I have transcribed an interview of Stéphane Bermon who is Director of the IAAF Health and Science Department and a chief architect of the IAAF DSD regulations. He is also the lead author of work supporting the regulations that we have critiqued. The interview was conducted just over one year ago, on the release of the IAAF DSD Regulations, with Tracey Holmes of ABC Australia The Ticket and it is archived here. The transcript below is cleaned up a bit from the spoken English, but otherwise I think accurate.
Dr. Bermon says some remarkable things, viewed now with hindsight, and I am posting here for my own future use. They may be useful to others as well.
On the scientific basis of the regulations:
“It is more appropriate from a scientific point of view to consider only events where we have scientific evidence proving that having a high level of testosterone gives a very high advantage over other female athletes with a lower level of testosterone. . . We narrowed the scope of the regulations [from 2011] because we wanted to be perceived as responsible people making ruling on science-based fact.”

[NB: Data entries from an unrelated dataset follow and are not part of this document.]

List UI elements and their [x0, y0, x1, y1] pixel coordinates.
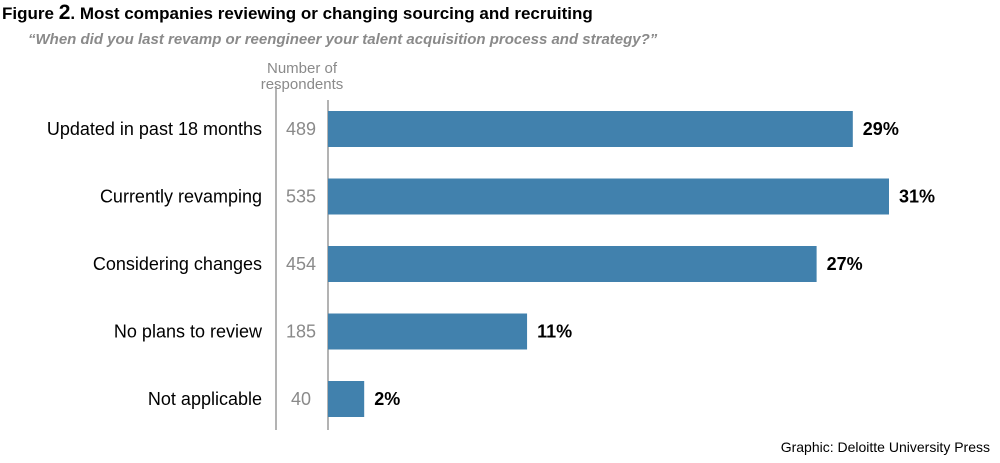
category-label: Currently revamping: [100, 187, 262, 207]
data-bar: [328, 111, 853, 147]
data-label: 11%: [537, 322, 572, 342]
data-label: 27%: [827, 254, 863, 274]
category-label: Updated in past 18 months: [47, 119, 262, 139]
chart-subtitle: “When did you last revamp or reengineer …: [28, 31, 658, 48]
respondents-header: Number of respondents: [260, 60, 344, 93]
data-bar: [328, 246, 817, 282]
data-bar: [328, 313, 528, 350]
category-label: No plans to review: [114, 322, 263, 342]
respondent-count: 454: [286, 254, 316, 274]
data-bar: [328, 381, 365, 417]
data-bar: [328, 178, 889, 215]
chart-title: Figure 2. Most companies reviewing or ch…: [2, 1, 593, 25]
figure-label: Figure: [2, 4, 54, 23]
data-label: 2%: [374, 389, 400, 409]
category-label: Considering changes: [93, 254, 262, 274]
respondent-count: 535: [286, 187, 316, 207]
data-label: 29%: [863, 119, 899, 139]
figure-title-text: . Most companies reviewing or changing s…: [70, 4, 593, 23]
data-label: 31%: [899, 187, 935, 207]
respondent-count: 185: [286, 322, 316, 342]
graphic-credit: Graphic: Deloitte University Press: [780, 439, 990, 455]
figure-number: 2: [58, 1, 71, 24]
respondent-count: 40: [291, 389, 311, 409]
respondent-count: 489: [286, 119, 316, 139]
category-label: Not applicable: [148, 389, 262, 409]
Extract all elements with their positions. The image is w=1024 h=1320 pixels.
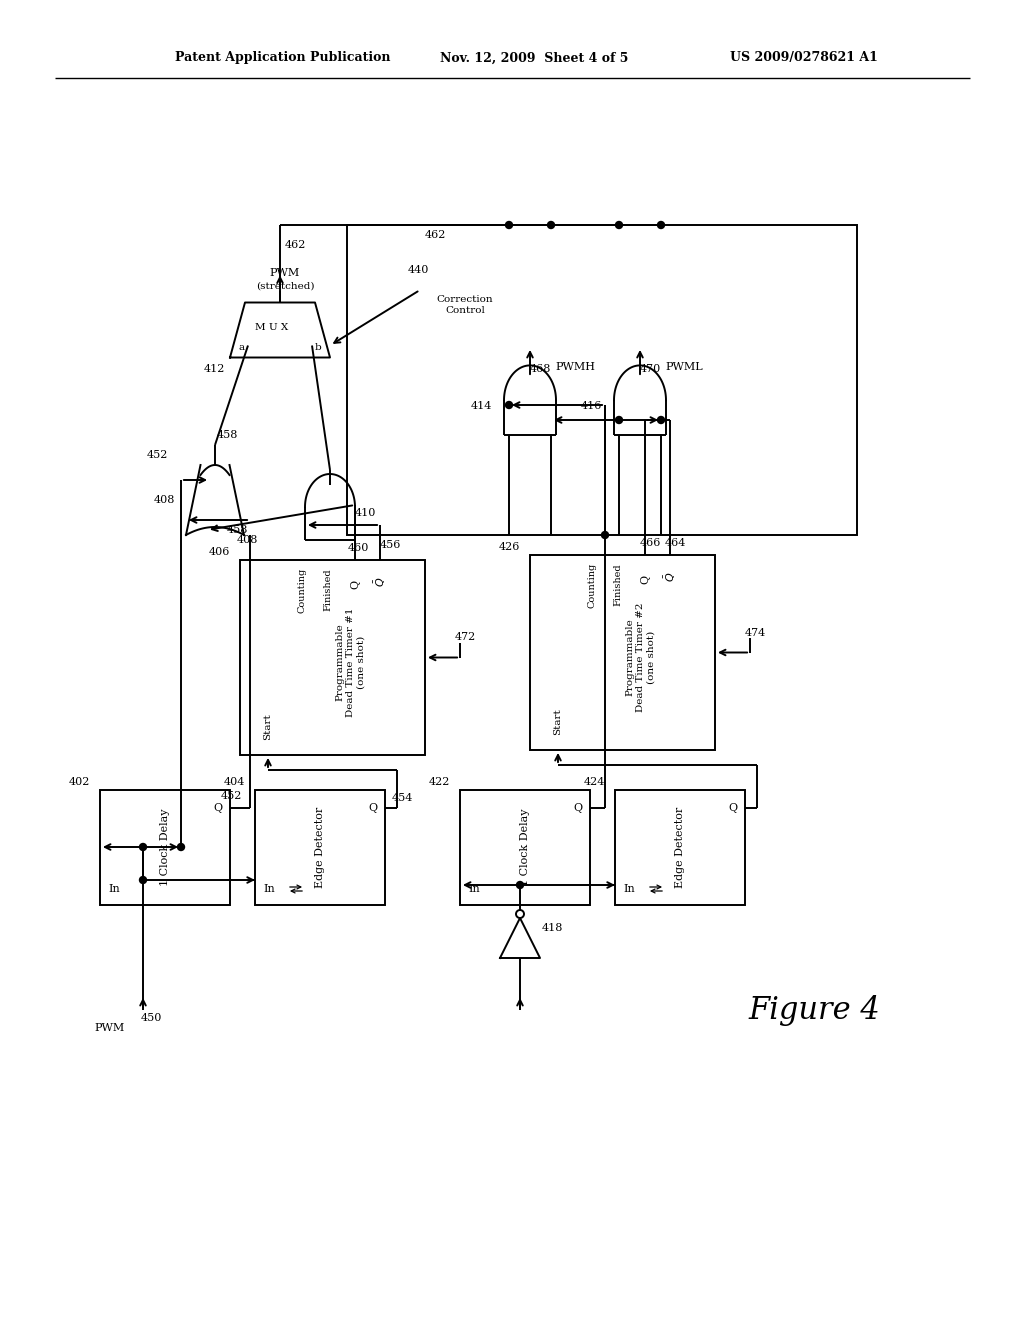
Text: Q: Q: [728, 803, 737, 813]
Text: 462: 462: [285, 240, 306, 249]
Circle shape: [657, 222, 665, 228]
Text: 414: 414: [471, 401, 492, 411]
Text: (stretched): (stretched): [256, 282, 314, 290]
Bar: [100, 789, 230, 906]
Text: PWM: PWM: [270, 268, 300, 277]
Text: 422: 422: [429, 777, 450, 787]
Circle shape: [601, 532, 608, 539]
Text: 452: 452: [146, 450, 168, 459]
Circle shape: [506, 401, 512, 408]
Text: Finished: Finished: [613, 564, 623, 606]
Text: 1 Clock Delay: 1 Clock Delay: [160, 809, 170, 886]
Text: 416: 416: [581, 401, 602, 411]
Bar: [460, 789, 590, 906]
Circle shape: [615, 222, 623, 228]
Text: PWMH: PWMH: [555, 362, 595, 372]
Text: 1 Clock Delay: 1 Clock Delay: [520, 809, 530, 886]
Text: In: In: [624, 884, 635, 894]
Text: Q: Q: [213, 803, 222, 813]
Text: In: In: [263, 884, 274, 894]
Text: $\bar{Q}$: $\bar{Q}$: [663, 572, 678, 582]
Text: Programmable
Dead Time Timer #1
(one shot): Programmable Dead Time Timer #1 (one sho…: [336, 607, 366, 717]
Text: 426: 426: [499, 543, 520, 552]
Text: Q: Q: [369, 803, 378, 813]
Text: In: In: [468, 884, 480, 894]
Circle shape: [657, 417, 665, 424]
Text: 468: 468: [529, 364, 551, 374]
Circle shape: [548, 222, 555, 228]
Text: 418: 418: [542, 923, 562, 933]
Text: 402: 402: [69, 777, 90, 787]
Text: 424: 424: [584, 777, 605, 787]
Text: $\bar{Q}$: $\bar{Q}$: [373, 577, 388, 587]
Text: Figure 4: Figure 4: [748, 994, 880, 1026]
Text: Finished: Finished: [324, 569, 333, 611]
Circle shape: [139, 876, 146, 883]
Text: 450: 450: [140, 1012, 162, 1023]
Text: Q: Q: [573, 803, 583, 813]
Text: 404: 404: [223, 777, 245, 787]
Text: a: a: [239, 343, 245, 352]
Text: Patent Application Publication: Patent Application Publication: [175, 51, 390, 65]
Text: 452: 452: [220, 791, 242, 801]
Text: Counting: Counting: [588, 562, 597, 607]
Text: US 2009/0278621 A1: US 2009/0278621 A1: [730, 51, 878, 65]
Text: Nov. 12, 2009  Sheet 4 of 5: Nov. 12, 2009 Sheet 4 of 5: [440, 51, 629, 65]
Text: Start: Start: [554, 709, 562, 735]
Text: 462: 462: [424, 230, 445, 240]
Text: PWM: PWM: [95, 1023, 125, 1034]
Text: Start: Start: [263, 714, 272, 741]
Text: PWML: PWML: [665, 362, 702, 372]
Circle shape: [506, 222, 512, 228]
Circle shape: [615, 417, 623, 424]
Bar: [615, 789, 745, 906]
Text: In: In: [109, 884, 120, 894]
Text: Q: Q: [350, 579, 360, 589]
Text: 408: 408: [237, 535, 258, 545]
Text: 456: 456: [379, 540, 400, 550]
Text: Counting: Counting: [298, 568, 306, 612]
Text: Edge Detector: Edge Detector: [315, 807, 325, 888]
Text: 458: 458: [216, 430, 238, 440]
Text: Edge Detector: Edge Detector: [675, 807, 685, 888]
Circle shape: [516, 882, 523, 888]
Bar: [347, 224, 857, 535]
Text: Q: Q: [640, 574, 650, 583]
Text: 466: 466: [639, 539, 660, 548]
Text: b: b: [314, 343, 322, 352]
Text: 412: 412: [204, 364, 225, 375]
Text: M U X: M U X: [255, 323, 289, 333]
Text: 410: 410: [354, 507, 376, 517]
Bar: [530, 554, 715, 750]
Text: 406: 406: [209, 546, 230, 557]
Bar: [240, 560, 425, 755]
Text: 440: 440: [408, 265, 429, 275]
Text: 460: 460: [347, 543, 369, 553]
Text: 474: 474: [744, 627, 766, 638]
Text: 408: 408: [154, 495, 175, 506]
Text: Correction
Control: Correction Control: [436, 296, 494, 314]
Circle shape: [139, 843, 146, 850]
Text: 464: 464: [665, 539, 686, 548]
Text: 458: 458: [226, 525, 248, 535]
Text: 470: 470: [639, 364, 660, 374]
Bar: [255, 789, 385, 906]
Text: 454: 454: [391, 793, 413, 803]
Circle shape: [177, 843, 184, 850]
Text: 472: 472: [455, 632, 475, 643]
Text: Programmable
Dead Time Timer #2
(one shot): Programmable Dead Time Timer #2 (one sho…: [626, 603, 655, 713]
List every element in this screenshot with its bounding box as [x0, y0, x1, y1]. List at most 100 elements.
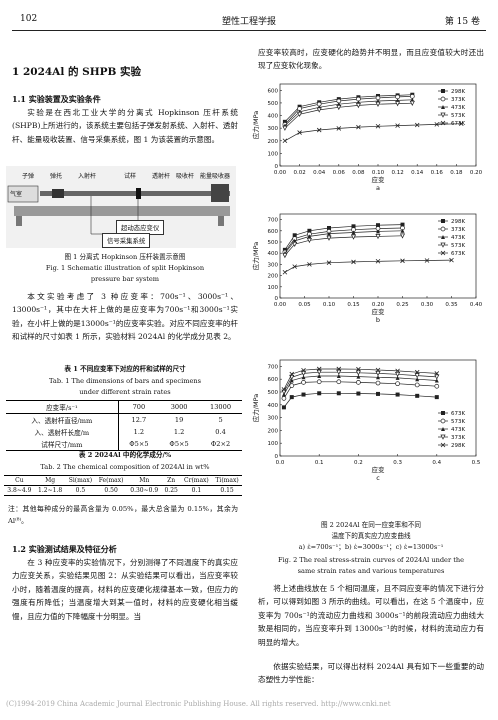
series-line — [283, 381, 437, 399]
data-point — [375, 367, 381, 373]
table-header-cell: Cr(max) — [180, 475, 213, 486]
series-line — [283, 375, 437, 395]
y-tick-label: 500 — [268, 240, 279, 246]
table-header-cell: 应变率/s⁻¹ — [6, 400, 119, 414]
data-point — [292, 241, 298, 248]
table-row: 入、透射杆长度/m 1.2 1.2 0.4 — [6, 426, 242, 438]
data-point — [301, 367, 306, 373]
x-tick-label: 0.0 — [276, 460, 285, 466]
table1-title-en2: under different strain rates — [79, 388, 171, 396]
gas-chamber — [7, 185, 39, 203]
legend-marker — [440, 96, 446, 102]
data-point — [301, 375, 306, 380]
y-tick-label: 200 — [268, 274, 279, 280]
table-header-cell: Ti(max) — [212, 475, 242, 486]
chart-b-svg: 0.00 0.05 0.10 0.15 0.20 0.25 0.30 0.35 0.40 0 100… — [251, 213, 483, 324]
data-point — [289, 383, 295, 388]
y-tick-label: 700 — [268, 364, 279, 370]
table-header-cell: Mg — [34, 475, 66, 486]
label-energy: 能量吸收器 — [200, 173, 231, 180]
data-point — [449, 257, 454, 263]
base-frame — [14, 206, 230, 216]
data-point — [459, 121, 464, 127]
bar-line — [40, 191, 230, 196]
data-point — [317, 374, 322, 378]
chart-b: 0.00 0.05 0.10 0.15 0.20 0.25 0.30 0.35 0.40 0 100… — [250, 206, 490, 334]
fig2-caption-en2: same strain rates and various temperatur… — [297, 567, 445, 575]
data-point — [375, 380, 381, 386]
data-point — [336, 374, 341, 378]
data-point — [400, 258, 405, 264]
plot-frame — [279, 359, 477, 457]
x-tick-label: 0.15 — [347, 302, 360, 308]
table-cell: 1.2 — [173, 428, 185, 436]
legend-label: 573K — [451, 243, 465, 249]
data-point — [351, 230, 356, 235]
legend-label: 298K — [451, 89, 465, 95]
x-tick-label: 0.3 — [393, 460, 402, 466]
y-tick-label: 100 — [268, 441, 279, 447]
series-line — [283, 368, 437, 390]
legend-marker — [440, 120, 446, 126]
results-paragraph: 在 3 种应变率的实验情况下，分别测得了不同温度下的真实应力应变关系，实验结果见… — [12, 558, 238, 621]
fig1-caption-en1: Fig. 1 Schematic illustration of split H… — [45, 264, 205, 272]
panel-label: c — [376, 474, 380, 482]
data-point — [289, 395, 294, 400]
data-point — [376, 375, 380, 380]
legend-marker — [440, 226, 446, 232]
y-tick-label: 300 — [268, 126, 279, 132]
table-header-cell: Cu — [4, 475, 35, 486]
data-point — [376, 229, 380, 234]
data-point — [336, 369, 342, 375]
legend-marker — [441, 89, 445, 93]
y-tick-label: 600 — [268, 377, 279, 383]
y-tick-label: 100 — [268, 285, 279, 291]
table-cell: 入、透射杆直径/mm — [6, 413, 119, 426]
legend-label: 373K — [451, 435, 465, 441]
data-point — [282, 138, 288, 144]
table-cell: 0.1 — [180, 485, 213, 496]
table1-header-row: 应变率/s⁻¹ 700 3000 13000 — [6, 400, 242, 414]
data-point — [307, 234, 312, 239]
strain-rate-paragraph: 本文实验考虑了 3 种应变率：700s⁻¹、3000s⁻¹、13000s⁻¹，其… — [12, 292, 238, 342]
series-line — [284, 123, 462, 142]
table-row: 试样尺寸/mm Φ5×5 Φ5×5 Φ2×2 — [6, 438, 242, 451]
y-tick-label: 500 — [268, 390, 279, 396]
table2-title-cn: 表 2 2024Al 中的化学成分/% — [78, 451, 172, 459]
y-tick-label: 400 — [268, 114, 279, 120]
legend-label: 673K — [451, 121, 465, 127]
y-tick-label: 400 — [268, 403, 279, 409]
bullet-shape — [52, 189, 64, 198]
table-cell: 5 — [218, 416, 223, 424]
x-tick-label: 0.00 — [274, 302, 287, 308]
data-point — [282, 253, 288, 259]
properties-paragraph: 依据实验结果，可以得出材料 2024Al 具有如下一些重要的动态塑性力学性能： — [258, 662, 484, 685]
x-axis-label: 应变 — [372, 465, 386, 474]
data-point — [415, 377, 420, 382]
table2-note: 注：其他每种成分的最高含量为 0.05%，最大总含量为 0.15%，其余为 Al… — [8, 505, 238, 525]
data-point — [306, 237, 312, 244]
data-point — [336, 391, 341, 396]
series-line — [284, 102, 413, 129]
data-point — [326, 260, 332, 266]
legend-label: 473K — [451, 427, 465, 433]
y-axis-label: 应力/MPa — [251, 242, 260, 270]
legend-marker — [441, 105, 445, 109]
data-point — [400, 228, 405, 233]
data-point — [376, 223, 380, 228]
y-tick-label: 0 — [275, 296, 279, 302]
data-point — [292, 233, 297, 238]
fig1-caption-cn: 图 1 分离式 Hopkinson 压杆装置示意图 — [64, 253, 186, 261]
data-point — [409, 100, 415, 106]
comparison-paragraph: 将上述曲线放在 5 个相同温度，且不同应变率的情况下进行分析，可以得到如图 3 … — [258, 584, 484, 647]
x-axis-label: 应变 — [372, 307, 386, 316]
fig2-caption-cn1: 图 2 2024Al 在同一应变率和不同 — [320, 521, 422, 529]
data-point — [399, 233, 406, 239]
y-tick-label: 200 — [268, 139, 279, 145]
chart-a-svg: 0.00 0.02 0.04 0.06 0.08 0.10 0.12 0.14 0.16 0.18… — [251, 83, 483, 192]
shpb-schematic: 子弹 弹托 入射杆 试样 透射杆 吸收杆 能量吸收器 气室 超动态应变仪 信号采… — [6, 166, 236, 248]
legend-label: 573K — [451, 419, 465, 425]
table-cell: 0.25 — [161, 485, 181, 496]
data-point — [395, 392, 400, 397]
data-point — [297, 130, 302, 135]
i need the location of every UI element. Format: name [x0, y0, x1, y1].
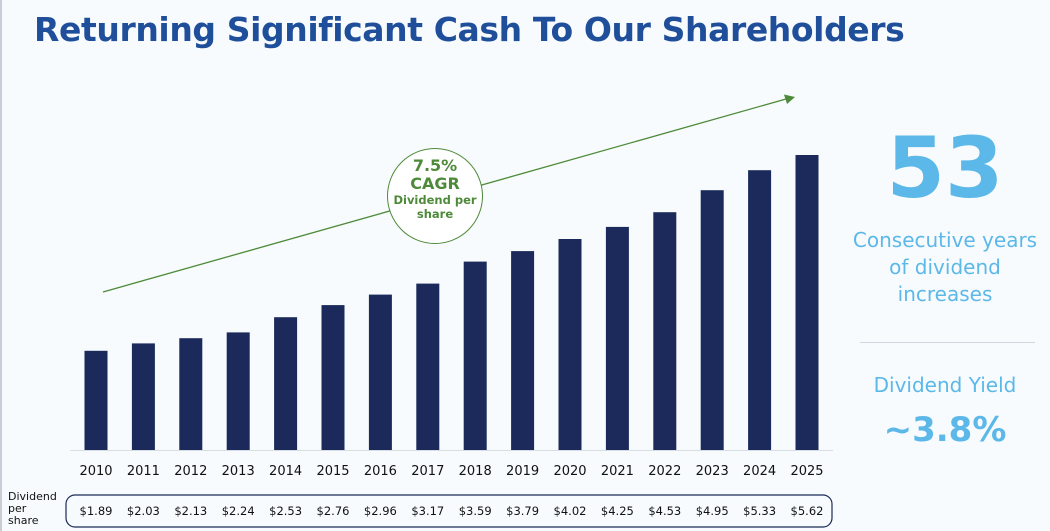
consecutive-years-caption: Consecutive years of dividend increases — [852, 228, 1038, 306]
year-label-2010: 2010 — [79, 464, 112, 479]
value-label-2017: $3.17 — [411, 504, 444, 518]
left-border — [0, 0, 2, 531]
cagr-label: CAGR — [410, 174, 460, 193]
year-label-2014: 2014 — [269, 464, 302, 479]
value-row-frame — [65, 494, 833, 528]
value-label-2012: $2.13 — [174, 504, 207, 518]
year-label-2012: 2012 — [174, 464, 207, 479]
value-label-2023: $4.95 — [696, 504, 729, 518]
value-label-2019: $3.79 — [506, 504, 539, 518]
trend-arrowhead-icon — [784, 94, 795, 104]
year-label-2015: 2015 — [316, 464, 349, 479]
year-label-2025: 2025 — [790, 464, 823, 479]
value-label-2013: $2.24 — [222, 504, 255, 518]
year-label-2024: 2024 — [743, 464, 776, 479]
bar-2024 — [748, 170, 772, 450]
year-label-2016: 2016 — [364, 464, 397, 479]
consecutive-years-number: 53 — [886, 119, 1004, 217]
page-title: Returning Significant Cash To Our Shareh… — [34, 10, 905, 49]
bar-2010 — [84, 350, 108, 450]
cagr-annotation: 7.5% CAGR Dividend per share — [387, 148, 483, 244]
value-label-2011: $2.03 — [127, 504, 160, 518]
bar-2019 — [511, 251, 535, 450]
dividend-yield-label: Dividend Yield — [873, 373, 1017, 397]
year-label-2021: 2021 — [601, 464, 634, 479]
bar-2020 — [558, 239, 582, 450]
bar-2022 — [653, 212, 677, 450]
year-label-2023: 2023 — [696, 464, 729, 479]
year-label-2020: 2020 — [553, 464, 586, 479]
bar-2023 — [700, 190, 724, 450]
bar-2011 — [131, 343, 155, 450]
year-label-2017: 2017 — [411, 464, 444, 479]
bar-2016 — [368, 294, 392, 450]
value-label-2025: $5.62 — [791, 504, 824, 518]
bar-2018 — [463, 261, 487, 450]
bar-2015 — [321, 305, 345, 450]
value-label-2010: $1.89 — [80, 504, 113, 518]
year-label-2013: 2013 — [222, 464, 255, 479]
cagr-subtitle: Dividend per share — [393, 193, 477, 221]
value-label-2014: $2.53 — [269, 504, 302, 518]
bar-2021 — [605, 226, 629, 450]
value-label-2018: $3.59 — [459, 504, 492, 518]
bar-2012 — [179, 338, 203, 450]
cagr-percent: 7.5% — [412, 156, 458, 175]
bar-2014 — [274, 317, 298, 450]
value-label-2022: $4.53 — [648, 504, 681, 518]
value-label-2016: $2.96 — [364, 504, 397, 518]
year-label-2019: 2019 — [506, 464, 539, 479]
dividend-yield-value: ~3.8% — [883, 410, 1007, 450]
bar-2013 — [226, 332, 250, 450]
bar-2017 — [416, 283, 440, 450]
value-label-2021: $4.25 — [601, 504, 634, 518]
value-label-2020: $4.02 — [554, 504, 587, 518]
value-label-2024: $5.33 — [743, 504, 776, 518]
year-label-2018: 2018 — [459, 464, 492, 479]
year-label-2011: 2011 — [127, 464, 160, 479]
dividend-row-label: Dividend per share — [8, 490, 57, 527]
year-label-2022: 2022 — [648, 464, 681, 479]
side-divider — [860, 342, 1035, 343]
bar-2025 — [795, 155, 819, 450]
value-label-2015: $2.76 — [317, 504, 350, 518]
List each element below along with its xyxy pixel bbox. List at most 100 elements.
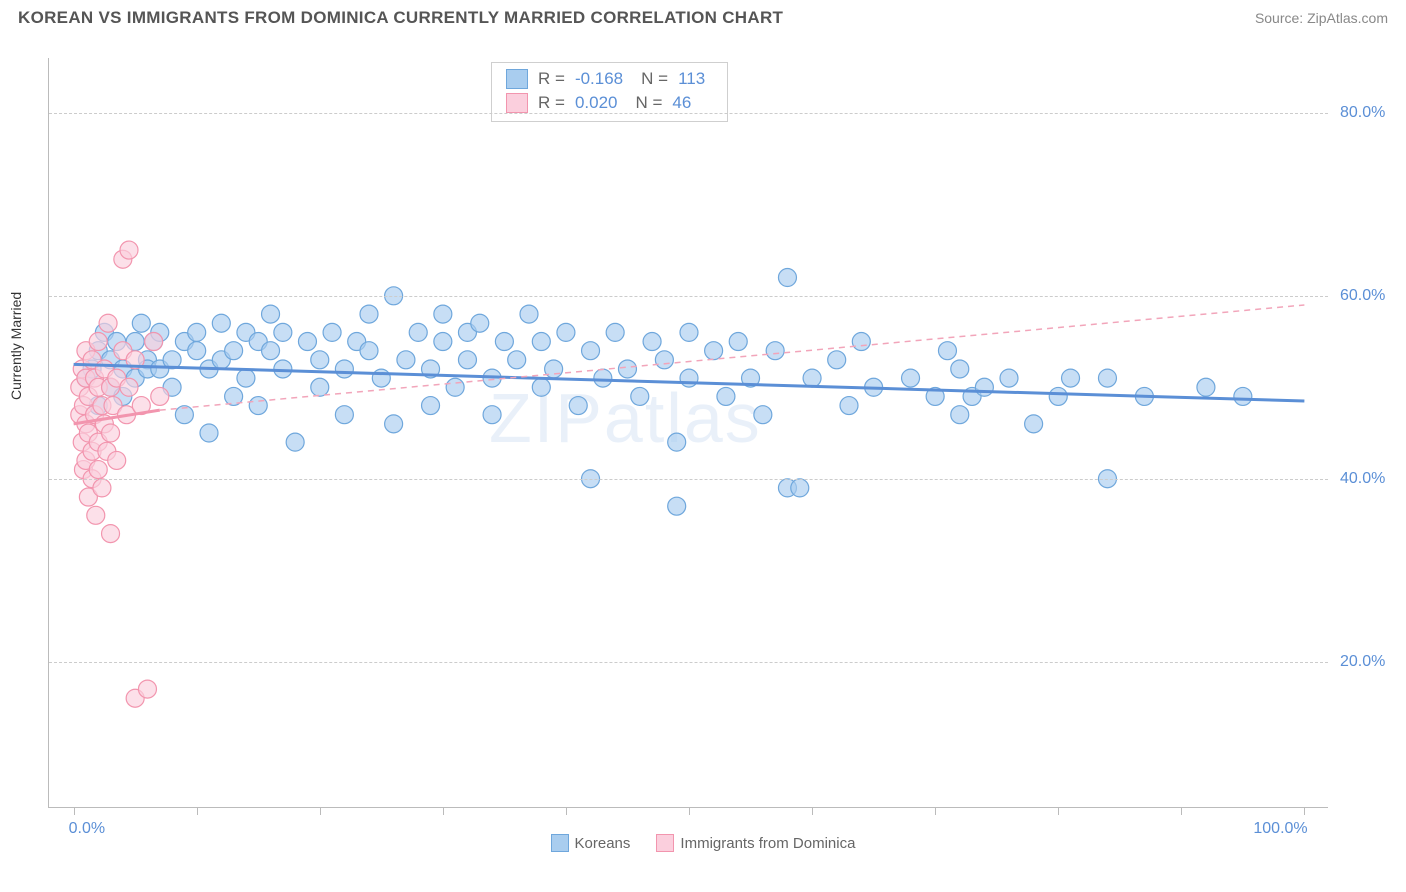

On how they decided to categorize the 400m to one mile as restricted events under the regulations:
“Let me explain to you how we finally decided which will be the so-called restricted events. We had two different groups of scientific evidence. The first one is a study that was published in the British Journal of Sports Medicine that was published in 2017 where we were able to correlate the performance results achieved by the athletes in the 2011 and 2013 World Championships with their testosterone levels. In this article, the one you are mentioning, we discovered that in some events, like the 400m, 400mH, 800m, hammer throw, pole vault we have the quite high significant difference between the higher level of testosterone and the lower level of testosterone when it comes to performance. On the other hand, the other group of scientific evidence we have is that, and you probably don’t know about that, but we are dealing with the issue of intersex athletes for more than 10 maybe 15 years at the IAAF, and many athletes, not 3, 4, 5, I would say 20, 25, 30 athletes and we examined in which events they were competing and surprisingly many of them, approximately 80% of them were competing in long sprints and middle distance running and we had some rare cases, we has one case or two in pole vault, one in shot put, one in jumping events, but that was quite anecdotal. So again, we took a quite conservative approach saying “Well, if what we observe on the field is not really consistent with what the study says, let’s be conservative and decide to target only those events where we have scientific evidence coming from the field and from our studies.”
On why this is such an issue today:
“It has been a concern for many years. It’s just that the media is concerned now. But you have intersex athletes who ran in important races and got some medals without the public knowing they are intersex, so it’s not new stuff. I think that’s important that you understand about that.”
On why IAAF is focused on testosterone:
“It is only the testosterone factor because we are aware that there are other factors, biological or genetic parameters, which have some influence on performance, both in male and female, but we considered for the female athlete that testosterone is a different one. It’s one that give a very significant advantage when compared to the other factors and that’s by the way the reason why you have categorization between male and female competition in most of the sports including athletics.”
On whether the athletes covered by the events are really female:
“Well, let me be very clear as a governing body, as a federation, we have no right and that’s not our business, I would say it like this, to challenge the gender of an athlete, we don’t really care if they are legally accepted as a male or female or socially accepted. We only care about having some kind of fair play or level playing field in athletics. But biologically speaking, if you talk about biology, some intersex athletes, most of them, they have a Y chromosome, their karyotype is 46 XY, they have testes and are usually socially accepted as female and most of the time legally as female. So you see it is quite difficult because you have different ways to consider people, is it biologic, is it genetic, is it social, is it legal? And different types of sex.”
“We say you have an unfair advantage over other women and you are breaking the sex category between male and female and this is not acceptable from the sports perspective and only from the sports perspective do we care about that.”